An other story is when I brake 30 or even 50 m beyond the ideal braking point of the fastest lap so far during my race (Tokyo first corner fi). Let's say that I'm still in "good fait". I should try everything (i mean at least all is in my possibility) to avoid to hit the guy in front of me... rather than target his back to send him spinning around, allowing me to (diabolically) make the turn. The poor guy may lose up to 15-20 sec while I'm going away with just 4 or 5 sec. This kinda psico driving is easily detectable, let's say.
The delta in braking point depends on the approach speed, the higher the speed the higher the delta (regardless the differences in driver's skill).

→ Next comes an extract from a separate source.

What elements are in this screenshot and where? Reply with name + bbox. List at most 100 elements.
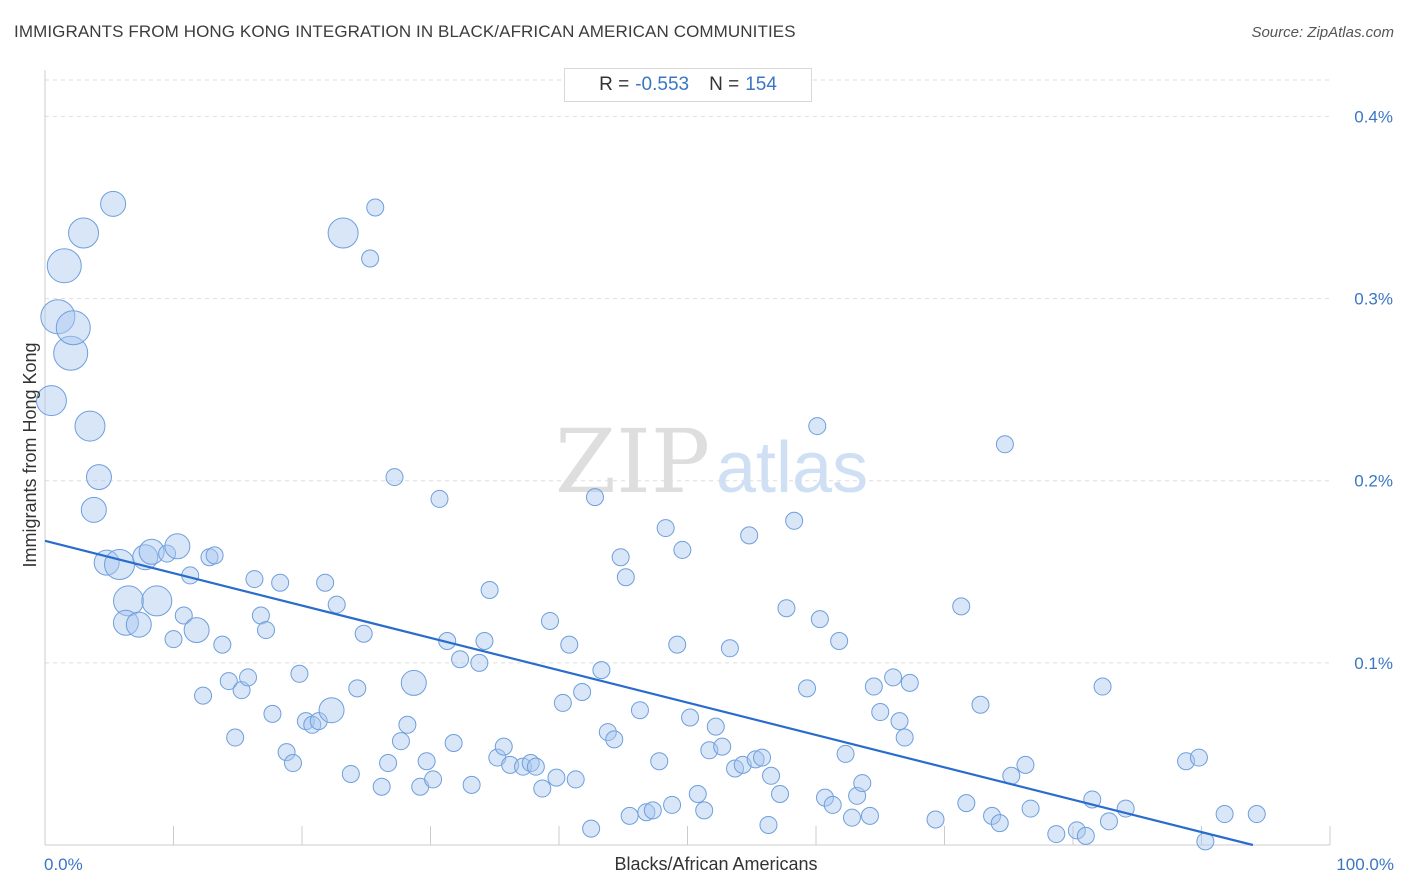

With the amount of data that Polyphony has on quali-laps from different skilled players, races (dayly or official contests) from all DR an DS categories, I don't see the "science fiction" of an algorithm monitoring and policing 12 to 16 objects (players) in a rather confined space. Especially when those aren't always altogether engaged like at the start (in fps games the algorithm takes care of 128-150 players)
That said, my approach may be lil too sim-racing than fun-racing, I know.
II don't know neither how it was when the game was released, nor the improvements throughout the different patches. I started just 3 month ago, visiting gtsport from ar 3 weeks.
I've already noticed the transparency trick in messy situation, wich is a huge pro compared to the old good times (early 2000). I'm sure, since I got finally g923 today, I'll find my place in rather clean lobbies than messy ones.
The thing is the game can't tell what you are thinking?
How does the game decide if you were making a move or the other person was? Or someone was defending too hard etc
Then you have the net code and frame rate issues where cars positions alter slightly when there is a spike in Jitter so one car may not visually be as close as it is in reality?
I mean I agree the penalty system feels pretty archaic now and even done a couple of videos of those crazy penalties you get when other people crash and they rejoin in bad ways, or where the pack comes to a standstill unexpectedly and you tap the back of a car after the crashes and still get a penalty.
I could go on and on about this.
The optimum solution but still error prone would be to use Sophys AI to steward the incidents and run it against its fair play Model to see what it would have done etc
For those situations that can be described as outliers (fi MV and LH at Copse in '21 and many others) there's not so much to do. I understand that the policy could be conservative, thus the penalty threshold should be larger.
I'm more focused on those deemed as reckless driving, like hitting whatever moves around you. I've seen many (imho already too many) in only 3 weeks. It seems to me that, regardless the missions room where overtaking without touch is mandatory, people tends to overtake like they're racing with bots. Isn't it? I know that when I'll rank up I'll see less messy races, but for now it is sometimes quite frustrating.
The trick is to find a good online racing club that hosts lobbies at times that work for you. There are quite a few out there worth joining.
I like the idea, thanks. I'll try that for sure in future.